Posted by: GRPundit on Sunday, 1st May, 2005
Casino Closer to Opening
The federal government is in the process of approving the Gun Lake band of Pottawatomi Indians to open a “class 2″ casino in the Wayland area. A class two casino can only host gaming such as bingo and a few other electronic games. Once that is opened, the tribe can pursue a class three license with the state to allow everything else you normally see in a casino.
Of course, the powers that be are up in arms. A local group, mostly consisting of business folks in Grand Rapids, calling themselves “23 is Enough,” referring to the 23 casinos in Michigan, is fighting the decision.
But that very name is the picture of hubris. 23 is enough? Says who? Certainly not the marketplace. This type of rhetoric is coming from the business community. We’ve never seen them have a campaign against taxes, saying “40% is enough.” Perhaps they should concern themselves less with a job-creating enterprise than with the job-killing enterprise of excessive taxation.

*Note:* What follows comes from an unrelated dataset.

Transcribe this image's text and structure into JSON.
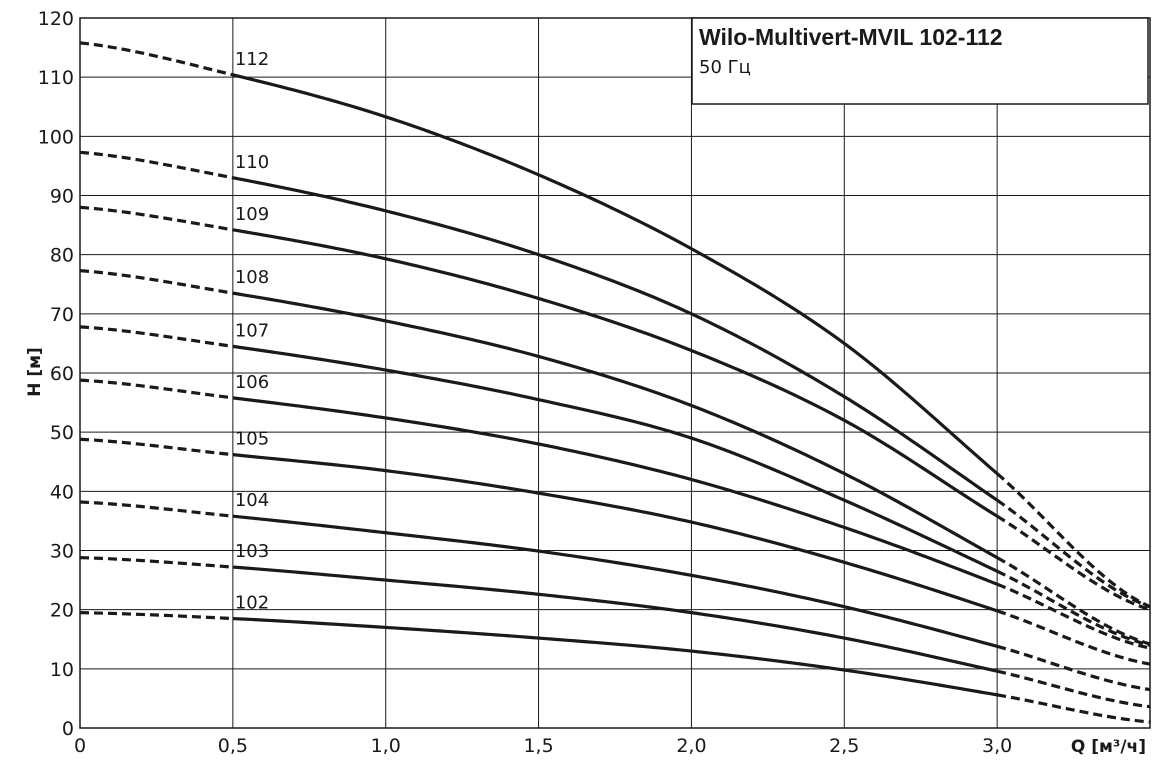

We look forward to another local casino. The more the better.
Posted by: GRPundit on Wednesday, 20th Apr, 2005
GR Losing Residents
Today the US Census Bureau released a report showing that the city of Grand Rapids is losing population. Surpised? Hardly. As we’ve reported earlier, the city of Grand Rapids now has the second-highest tax burden in the county. And what do we have to show for it? A nifty new convention center. Even as young people are moving downtown into the newly-renovated apartments and condos, the population continues to dip.
What does this mean? It makes for a depressed housing market (fewer homes are needed). So those of us who live in the city who are already hit with lower home values because of poor schools and high taxes, get squeezed even more.
What’s the solution? There’s still a lot of wasteful city government. Taxes should be reduced, both property and income tax, to attract businesses and homeowners. As people leave the city and property values decline, so does tax base growth, making the problem worse.
So, why should we stay in the city, again? Someone remind me.
Posted by: GRPundit on Friday, 25th Jun, 2004
To GR City Residents: More taxes!
Attention Grand Rapids city residents: does your wallet seem to be getting thinner? Well, it’s going to get thinner again. Yesterday the City Commission voted to decrease your income tax exemption from $1000 to $750, resulting in a tax increase of about $13 per resident. The vote was unanimous.
The exemption was originally increased so that your taxes would decrease when the transit millage increased. Remember them telling us “this transit millage isn’t going to increase your taxes because we’re decreasing your income tax.” Well, not only has the transit tax increased additionally since then, now the income tax is increasing, wiping out the promised compensation of the difference.
Let’s look at the changes to Grand Rapids’ residents’ balance sheet in the last several months.
1. Increased property tax from the transit millage in Nov of 2003
2. Increased income tax for GR residents and non-residents who work in GR.
3. Increased property tax from the special education millage of Feb of 2004.
4. Proposed increase in property tax for the Grand Rapids Public Schools to build new buildings in June of this year.
5. Proposed increase in property tax for the new zoo, probably in August of 2004.
The powers that be don’t seem to grasp that all these increased taxes harm the economy and decrease growth. Michigan’s unemployment is already far above the national average and increased taxes are a proven way to stop or dramatically slow any recovery.
And Commissioner Jendrasiak, in commenting on increasing your income tax, is complaining about needing more revenue. How about cutting some city government? The rest of us have had to trim back, both in our personal lives and in business. But the City’s appetite continues to grow.